If Scott had really wanted to make an “anti-Christian” propaganda film, the history of the Crusades could have provided him with plenty of material. He could have made a film about the fall of the city to the Christian armies in 1099, which was followed by a wholesale massacre in which Muslims and Jews were slaughtered and burned alive in mosques and synagogues, and one Frankish account (Raymund of Aguiles) boasted that at the Temple of Solomon, “men rode in blood up to their knees and bridle reins.” Widespread cannibalism by the early Crusaders is nearly universally accepted by historians—as the accounts come from both Arab and Frankish sources.

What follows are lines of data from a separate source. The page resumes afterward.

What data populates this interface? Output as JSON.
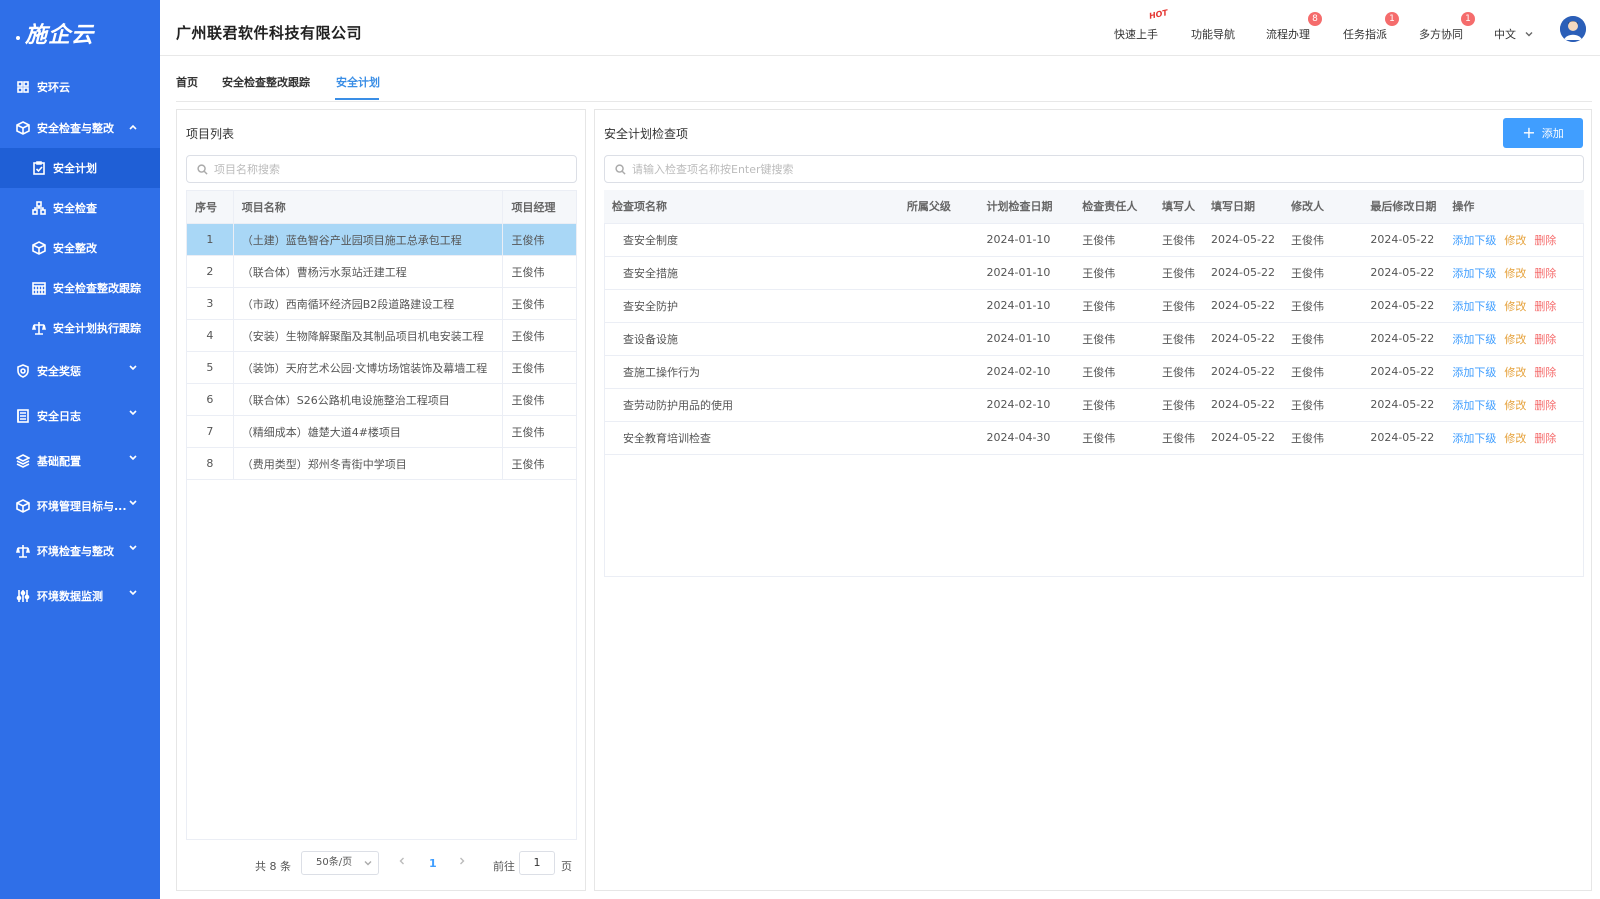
{
  "app": {
    "logo": "施企云",
    "company": "广州联君软件科技有限公司"
  },
  "sidebar": {
    "items": [
      {
        "label": "安环云",
        "icon": "grid-icon"
      },
      {
        "label": "安全检查与整改",
        "icon": "cube-icon"
      },
      {
        "label": "安全计划",
        "icon": "clipboard-check-icon"
      },
      {
        "label": "安全检查",
        "icon": "org-chart-icon"
      },
      {
        "label": "安全整改",
        "icon": "cube-icon"
      },
      {
        "label": "安全检查整改跟踪",
        "icon": "calendar-grid-icon"
      },
      {
        "label": "安全计划执行跟踪",
        "icon": "scale-icon"
      },
      {
        "label": "安全奖惩",
        "icon": "shield-icon"
      },
      {
        "label": "安全日志",
        "icon": "log-icon"
      },
      {
        "label": "基础配置",
        "icon": "layers-icon"
      },
      {
        "label": "环境管理目标与...",
        "icon": "cube-icon"
      },
      {
        "label": "环境检查与整改",
        "icon": "scale-icon"
      },
      {
        "label": "环境数据监测",
        "icon": "sliders-icon"
      }
    ]
  },
  "header": {
    "quick_start": "快速上手",
    "hot_badge": "HOT",
    "feature_nav": "功能导航",
    "process": "流程办理",
    "process_count": "8",
    "task": "任务指派",
    "task_count": "1",
    "collab": "多方协同",
    "collab_count": "1",
    "language": "中文"
  },
  "tabs": {
    "home": "首页",
    "tracking": "安全检查整改跟踪",
    "plan": "安全计划"
  },
  "left_panel": {
    "title": "项目列表",
    "search_placeholder": "项目名称搜索",
    "columns": {
      "no": "序号",
      "name": "项目名称",
      "manager": "项目经理"
    },
    "rows": [
      {
        "no": "1",
        "name": "（土建）蓝色智谷产业园项目施工总承包工程",
        "manager": "王俊伟"
      },
      {
        "no": "2",
        "name": "（联合体）曹杨污水泵站迁建工程",
        "manager": "王俊伟"
      },
      {
        "no": "3",
        "name": "（市政）西南循环经济园B2段道路建设工程",
        "manager": "王俊伟"
      },
      {
        "no": "4",
        "name": "（安装）生物降解聚酯及其制品项目机电安装工程",
        "manager": "王俊伟"
      },
      {
        "no": "5",
        "name": "（装饰）天府艺术公园·文博坊场馆装饰及幕墙工程",
        "manager": "王俊伟"
      },
      {
        "no": "6",
        "name": "（联合体）S26公路机电设施整治工程项目",
        "manager": "王俊伟"
      },
      {
        "no": "7",
        "name": "（精细成本）雄楚大道4#楼项目",
        "manager": "王俊伟"
      },
      {
        "no": "8",
        "name": "（费用类型）郑州冬青街中学项目",
        "manager": "王俊伟"
      }
    ],
    "pager": {
      "total": "共 8 条",
      "page_size": "50条/页",
      "current": "1",
      "goto_label": "前往",
      "goto_value": "1",
      "page_unit": "页"
    }
  },
  "right_panel": {
    "title": "安全计划检查项",
    "add_label": "添加",
    "search_placeholder": "请输入检查项名称按Enter键搜索",
    "columns": {
      "name": "检查项名称",
      "parent": "所属父级",
      "plan_date": "计划检查日期",
      "owner": "检查责任人",
      "writer": "填写人",
      "write_date": "填写日期",
      "modifier": "修改人",
      "last_modified": "最后修改日期",
      "ops": "操作"
    },
    "op_labels": {
      "add_child": "添加下级",
      "edit": "修改",
      "delete": "删除"
    },
    "rows": [
      {
        "name": "查安全制度",
        "parent": "",
        "plan_date": "2024-01-10",
        "owner": "王俊伟",
        "writer": "王俊伟",
        "write_date": "2024-05-22",
        "modifier": "王俊伟",
        "last_modified": "2024-05-22"
      },
      {
        "name": "查安全措施",
        "parent": "",
        "plan_date": "2024-01-10",
        "owner": "王俊伟",
        "writer": "王俊伟",
        "write_date": "2024-05-22",
        "modifier": "王俊伟",
        "last_modified": "2024-05-22"
      },
      {
        "name": "查安全防护",
        "parent": "",
        "plan_date": "2024-01-10",
        "owner": "王俊伟",
        "writer": "王俊伟",
        "write_date": "2024-05-22",
        "modifier": "王俊伟",
        "last_modified": "2024-05-22"
      },
      {
        "name": "查设备设施",
        "parent": "",
        "plan_date": "2024-01-10",
        "owner": "王俊伟",
        "writer": "王俊伟",
        "write_date": "2024-05-22",
        "modifier": "王俊伟",
        "last_modified": "2024-05-22"
      },
      {
        "name": "查施工操作行为",
        "parent": "",
        "plan_date": "2024-02-10",
        "owner": "王俊伟",
        "writer": "王俊伟",
        "write_date": "2024-05-22",
        "modifier": "王俊伟",
        "last_modified": "2024-05-22"
      },
      {
        "name": "查劳动防护用品的使用",
        "parent": "",
        "plan_date": "2024-02-10",
        "owner": "王俊伟",
        "writer": "王俊伟",
        "write_date": "2024-05-22",
        "modifier": "王俊伟",
        "last_modified": "2024-05-22"
      },
      {
        "name": "安全教育培训检查",
        "parent": "",
        "plan_date": "2024-04-30",
        "owner": "王俊伟",
        "writer": "王俊伟",
        "write_date": "2024-05-22",
        "modifier": "王俊伟",
        "last_modified": "2024-05-22"
      }
    ]
  },
  "colors": {
    "sidebar_bg": "#2f6fe8",
    "primary": "#409eff",
    "warning": "#e6a23c",
    "danger": "#f56c6c",
    "selected_row": "#a9d7f6"
  }
}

Scott could have made a film in which the hero and protagonist was Saladin himself (is Omar Sharif still around to play the lead?). He could have had Saladin speak the verse from the Koran which he actually invoked to justify clemency for the Christians: “Fight in the cause of Allah those who fight you, but do not transgress limits; for Allah loves not transgressors. And slay them wherever you catch them and turn them out from where they have turned you out; for oppression is worse than slaughter; but do not fight them at the Sacred Mosque, unless they first fight you there… But if they cease, Allah is Oft-forgiving, Most Merciful. So fight them on until there is no more oppression, and there prevail justice and faith in Allah; but if they cease let there be no hostility…” (2:190-3)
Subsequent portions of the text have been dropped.